— Идет слух, будто мерит корабленники[45] зобницами[46]. Мудрено ль? нахватал в Новгороде[47] — буди не в осуждение его милости сказано — упаси нас господи от этого греха! (Здесь он перекрестился.) Добыча воинская — добыча праведная!
   — Нет греха бодливому сломать рога. Спесив шелонец[48], никого в уровень себе не ставит.
   — К слову молвить: чем сын твой не чета его дочке родом и почетом, умом-разумом и пригожеством?
   Вспыхнули очи Мамона. Он только что сватал дочь воеводы Образца за своего сына и получил отказ: неслись уж слухи, потому что мать самого Мамона была волшебница[49], которая и сожжена[50]. От слов Русалки ему казалось, шапка на голове его загорелась; он придавил ее могучею рукой и, горько усмехнувшись, сказал:
   — Ты уж ведаешь?..
   — Разве я один!
   — Не ты один!

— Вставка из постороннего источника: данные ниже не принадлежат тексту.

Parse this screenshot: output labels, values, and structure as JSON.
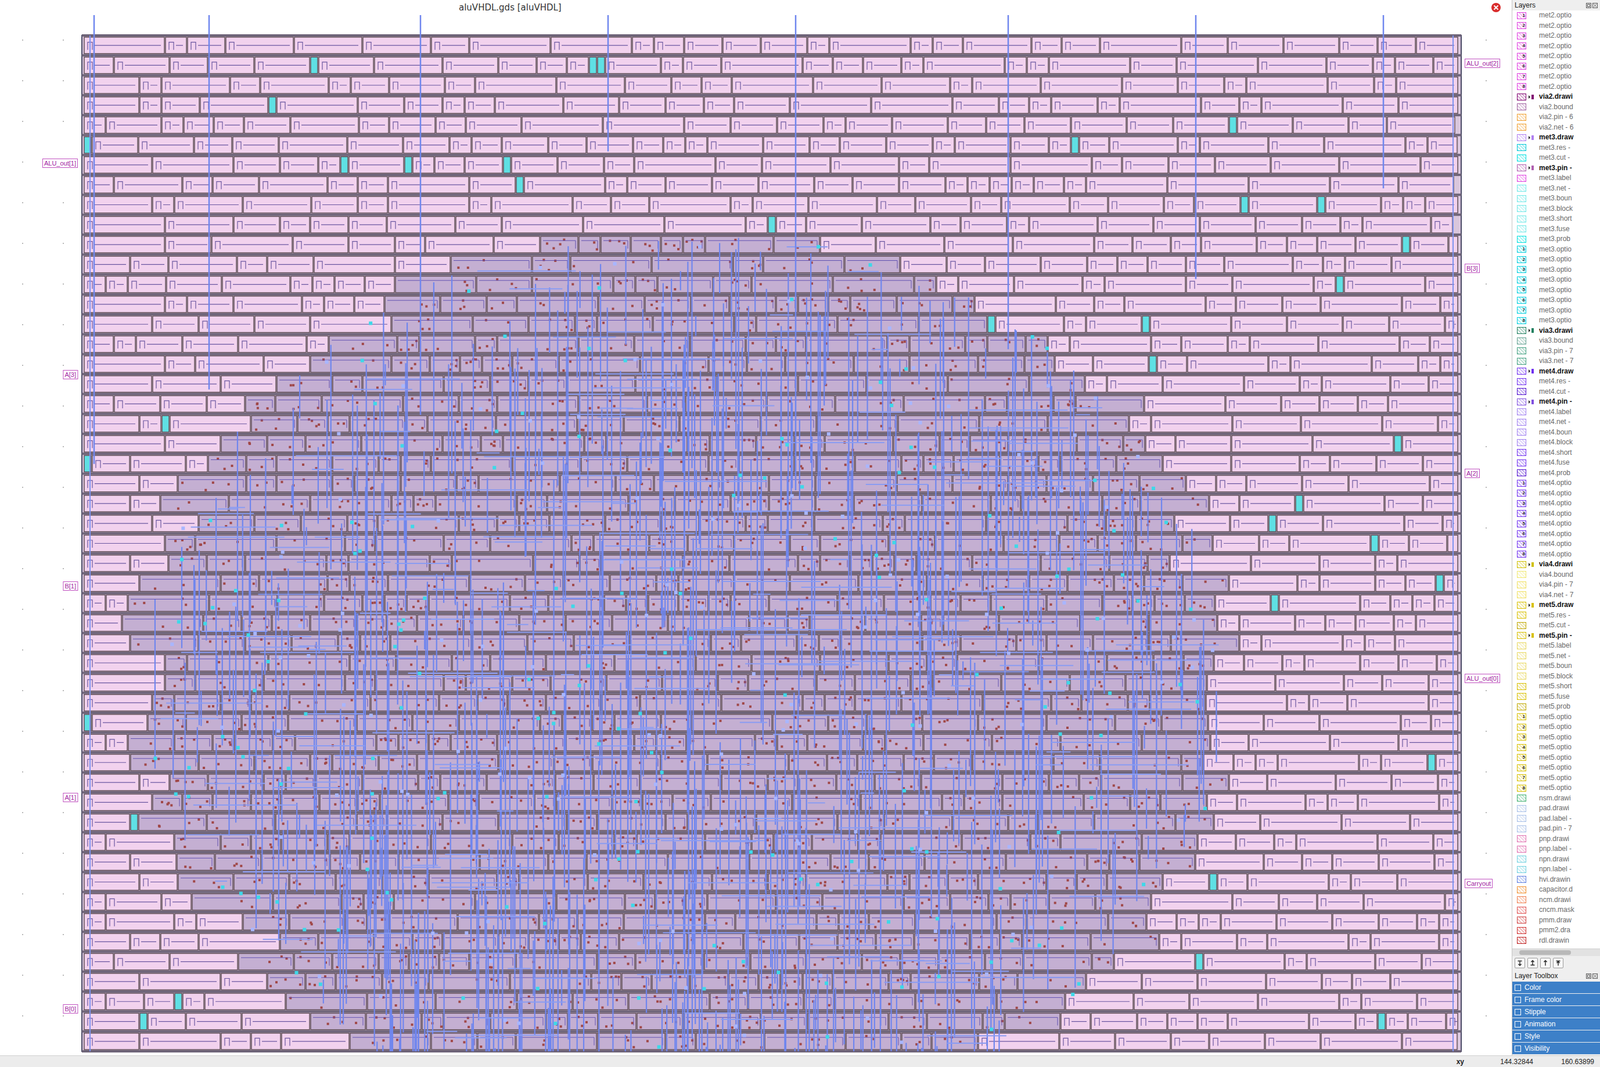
{
  "window": {
    "title": "aluVHDL.gds [aluVHDL]"
  },
  "canvas": {
    "pins_left": [
      "ALU_out[1]",
      "A[3]",
      "B[1]",
      "A[1]",
      "B[0]"
    ],
    "pins_right": [
      "ALU_out[2]",
      "B[3]",
      "A[2]",
      "ALU_out[0]",
      "Carryout"
    ]
  },
  "layers_panel": {
    "title": "Layers",
    "items": [
      {
        "name": "met2.optio",
        "bold": false,
        "color": "#e040e0",
        "tag": "1"
      },
      {
        "name": "met2.optio",
        "bold": false,
        "color": "#e040e0",
        "tag": "2"
      },
      {
        "name": "met2.optio",
        "bold": false,
        "color": "#e040e0",
        "tag": "3"
      },
      {
        "name": "met2.optio",
        "bold": false,
        "color": "#e040e0",
        "tag": "4"
      },
      {
        "name": "met2.optio",
        "bold": false,
        "color": "#e040e0",
        "tag": "5"
      },
      {
        "name": "met2.optio",
        "bold": false,
        "color": "#e040e0",
        "tag": "6"
      },
      {
        "name": "met2.optio",
        "bold": false,
        "color": "#e040e0",
        "tag": "7"
      },
      {
        "name": "met2.optio",
        "bold": false,
        "color": "#e040e0",
        "tag": "8"
      },
      {
        "name": "via2.drawi",
        "bold": true,
        "color": "#800070",
        "tag": ""
      },
      {
        "name": "via2.bound",
        "bold": false,
        "color": "#a060a0",
        "tag": ""
      },
      {
        "name": "via2.pin - 6",
        "bold": false,
        "color": "#f0a030",
        "tag": ""
      },
      {
        "name": "via2.net - 6",
        "bold": false,
        "color": "#f0a030",
        "tag": ""
      },
      {
        "name": "met3.draw",
        "bold": true,
        "color": "#b080f0",
        "tag": ""
      },
      {
        "name": "met3.res -",
        "bold": false,
        "color": "#00c8d8",
        "tag": ""
      },
      {
        "name": "met3.cut -",
        "bold": false,
        "color": "#00e0e0",
        "tag": ""
      },
      {
        "name": "met3.pin -",
        "bold": true,
        "color": "#b060b0",
        "tag": ""
      },
      {
        "name": "met3.label",
        "bold": false,
        "color": "#e040e0",
        "tag": ""
      },
      {
        "name": "met3.net -",
        "bold": false,
        "color": "#70e8e8",
        "tag": ""
      },
      {
        "name": "met3.boun",
        "bold": false,
        "color": "#70e8e8",
        "tag": ""
      },
      {
        "name": "met3.block",
        "bold": false,
        "color": "#70e8e8",
        "tag": ""
      },
      {
        "name": "met3.short",
        "bold": false,
        "color": "#70e8e8",
        "tag": ""
      },
      {
        "name": "met3.fuse",
        "bold": false,
        "color": "#70e8e8",
        "tag": ""
      },
      {
        "name": "met3.prob",
        "bold": false,
        "color": "#00e0e0",
        "tag": ""
      },
      {
        "name": "met3.optio",
        "bold": false,
        "color": "#00d0e0",
        "tag": "1"
      },
      {
        "name": "met3.optio",
        "bold": false,
        "color": "#00d0e0",
        "tag": "2"
      },
      {
        "name": "met3.optio",
        "bold": false,
        "color": "#00d0e0",
        "tag": "3"
      },
      {
        "name": "met3.optio",
        "bold": false,
        "color": "#00d0e0",
        "tag": "4"
      },
      {
        "name": "met3.optio",
        "bold": false,
        "color": "#00d0e0",
        "tag": "5"
      },
      {
        "name": "met3.optio",
        "bold": false,
        "color": "#00d0e0",
        "tag": "6"
      },
      {
        "name": "met3.optio",
        "bold": false,
        "color": "#00d0e0",
        "tag": "7"
      },
      {
        "name": "met3.optio",
        "bold": false,
        "color": "#00d0e0",
        "tag": "8"
      },
      {
        "name": "via3.drawi",
        "bold": true,
        "color": "#208060",
        "tag": ""
      },
      {
        "name": "via3.bound",
        "bold": false,
        "color": "#60a090",
        "tag": ""
      },
      {
        "name": "via3.pin - 7",
        "bold": false,
        "color": "#40a080",
        "tag": ""
      },
      {
        "name": "via3.net - 7",
        "bold": false,
        "color": "#40a080",
        "tag": ""
      },
      {
        "name": "met4.draw",
        "bold": true,
        "color": "#7030f0",
        "tag": ""
      },
      {
        "name": "met4.res -",
        "bold": false,
        "color": "#7030f0",
        "tag": ""
      },
      {
        "name": "met4.cut -",
        "bold": false,
        "color": "#5010d0",
        "tag": ""
      },
      {
        "name": "met4.pin -",
        "bold": true,
        "color": "#8050e0",
        "tag": ""
      },
      {
        "name": "met4.label",
        "bold": false,
        "color": "#a080f0",
        "tag": ""
      },
      {
        "name": "met4.net -",
        "bold": false,
        "color": "#a080f0",
        "tag": ""
      },
      {
        "name": "met4.boun",
        "bold": false,
        "color": "#a080f0",
        "tag": ""
      },
      {
        "name": "met4.block",
        "bold": false,
        "color": "#a080f0",
        "tag": ""
      },
      {
        "name": "met4.short",
        "bold": false,
        "color": "#7030f0",
        "tag": ""
      },
      {
        "name": "met4.fuse",
        "bold": false,
        "color": "#7030f0",
        "tag": ""
      },
      {
        "name": "met4.prob",
        "bold": false,
        "color": "#5010d0",
        "tag": ""
      },
      {
        "name": "met4.optio",
        "bold": false,
        "color": "#7030f0",
        "tag": "1"
      },
      {
        "name": "met4.optio",
        "bold": false,
        "color": "#7030f0",
        "tag": "2"
      },
      {
        "name": "met4.optio",
        "bold": false,
        "color": "#7030f0",
        "tag": "3"
      },
      {
        "name": "met4.optio",
        "bold": false,
        "color": "#7030f0",
        "tag": "4"
      },
      {
        "name": "met4.optio",
        "bold": false,
        "color": "#7030f0",
        "tag": "5"
      },
      {
        "name": "met4.optio",
        "bold": false,
        "color": "#7030f0",
        "tag": "6"
      },
      {
        "name": "met4.optio",
        "bold": false,
        "color": "#7030f0",
        "tag": "7"
      },
      {
        "name": "met4.optio",
        "bold": false,
        "color": "#7030f0",
        "tag": "8"
      },
      {
        "name": "via4.drawi",
        "bold": true,
        "color": "#d0c000",
        "tag": ""
      },
      {
        "name": "via4.bound",
        "bold": false,
        "color": "#f0e870",
        "tag": ""
      },
      {
        "name": "via4.pin - 7",
        "bold": false,
        "color": "#f0e060",
        "tag": ""
      },
      {
        "name": "via4.net - 7",
        "bold": false,
        "color": "#f0e060",
        "tag": ""
      },
      {
        "name": "met5.draw",
        "bold": true,
        "color": "#d8c000",
        "tag": ""
      },
      {
        "name": "met5.res -",
        "bold": false,
        "color": "#d8c000",
        "tag": ""
      },
      {
        "name": "met5.cut -",
        "bold": false,
        "color": "#c0a800",
        "tag": ""
      },
      {
        "name": "met5.pin -",
        "bold": true,
        "color": "#d8c000",
        "tag": ""
      },
      {
        "name": "met5.label",
        "bold": false,
        "color": "#e8d860",
        "tag": ""
      },
      {
        "name": "met5.net -",
        "bold": false,
        "color": "#e8d860",
        "tag": ""
      },
      {
        "name": "met5.boun",
        "bold": false,
        "color": "#e8d860",
        "tag": ""
      },
      {
        "name": "met5.block",
        "bold": false,
        "color": "#e8d860",
        "tag": ""
      },
      {
        "name": "met5.short",
        "bold": false,
        "color": "#d8c000",
        "tag": ""
      },
      {
        "name": "met5.fuse",
        "bold": false,
        "color": "#d8c000",
        "tag": ""
      },
      {
        "name": "met5.prob",
        "bold": false,
        "color": "#c0a800",
        "tag": ""
      },
      {
        "name": "met5.optio",
        "bold": false,
        "color": "#d8c000",
        "tag": "1"
      },
      {
        "name": "met5.optio",
        "bold": false,
        "color": "#d8c000",
        "tag": "2"
      },
      {
        "name": "met5.optio",
        "bold": false,
        "color": "#d8c000",
        "tag": "3"
      },
      {
        "name": "met5.optio",
        "bold": false,
        "color": "#d8c000",
        "tag": "4"
      },
      {
        "name": "met5.optio",
        "bold": false,
        "color": "#d8c000",
        "tag": "5"
      },
      {
        "name": "met5.optio",
        "bold": false,
        "color": "#d8c000",
        "tag": "6"
      },
      {
        "name": "met5.optio",
        "bold": false,
        "color": "#d8c000",
        "tag": "7"
      },
      {
        "name": "met5.optio",
        "bold": false,
        "color": "#d8c000",
        "tag": "8"
      },
      {
        "name": "nsm.drawi",
        "bold": false,
        "color": "#40b070",
        "tag": ""
      },
      {
        "name": "pad.drawi",
        "bold": false,
        "color": "#a8c0e8",
        "tag": ""
      },
      {
        "name": "pad.label -",
        "bold": false,
        "color": "#a8c0e8",
        "tag": ""
      },
      {
        "name": "pad.pin - 7",
        "bold": false,
        "color": "#a8c0e8",
        "tag": ""
      },
      {
        "name": "pnp.drawi",
        "bold": false,
        "color": "#e070b0",
        "tag": ""
      },
      {
        "name": "pnp.label -",
        "bold": false,
        "color": "#e070b0",
        "tag": ""
      },
      {
        "name": "npn.drawi",
        "bold": false,
        "color": "#70d0e0",
        "tag": ""
      },
      {
        "name": "npn.label -",
        "bold": false,
        "color": "#70d0e0",
        "tag": ""
      },
      {
        "name": "hvi.drawin",
        "bold": false,
        "color": "#6080e0",
        "tag": ""
      },
      {
        "name": "capacitor.d",
        "bold": false,
        "color": "#f09030",
        "tag": ""
      },
      {
        "name": "ncm.drawi",
        "bold": false,
        "color": "#f08050",
        "tag": ""
      },
      {
        "name": "cncm.mask",
        "bold": false,
        "color": "#e05050",
        "tag": ""
      },
      {
        "name": "pmm.draw",
        "bold": false,
        "color": "#d04040",
        "tag": ""
      },
      {
        "name": "pmm2.dra",
        "bold": false,
        "color": "#d03030",
        "tag": ""
      },
      {
        "name": "rdl.drawin",
        "bold": false,
        "color": "#c02020",
        "tag": ""
      }
    ]
  },
  "toolbox": {
    "title": "Layer Toolbox",
    "items": [
      "Color",
      "Frame color",
      "Stipple",
      "Animation",
      "Style",
      "Visibility"
    ]
  },
  "status_bar": {
    "label": "xy",
    "x": "144.32844",
    "y": "160.63899"
  }
}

Да… другие… многие… вся Москва.
   — Земля слухом полнится, батюшка Григорий Андреевич!
   — Чай, смеются!.. Чай, говорят: куда сунулся сын колдуньи!.. Что… говорят?.. Скажи, голубчик, пожалуйста.
   — Грех таить… похвалялся сам Образец.
   — Похвалялся? собачий сын!.. А ты, ты задушевный, не сказал словечка за меня?..
   — Распахнулся, разразился, батюшка Григорий Андреевич, так что воеводе заочно было жарко; положил всю душу свою, все разумение на язык… говорил, что Образец сам свах к тебе заслал, да…
   — Сам не сам, что до того!.. Смотри, пятенщик мой[51], — прибавил Мамон, грозя кулаком в ту сторону, где стоял дом воеводы Образца, — глубоко выжег ты пятно на груди моей! Вырву его хоть с полостью мяса, насыщу его зельем… зельицем на славу!.. поставлю не на простой мисе, на серебряной… кушай себе на здоровье да похваливай повара! Ты пособишь, Михаила Яковлевич… А?.. Вестимо, так… Пир за пир! Ведь и тебя употчевал он хмельным на своем новоселье.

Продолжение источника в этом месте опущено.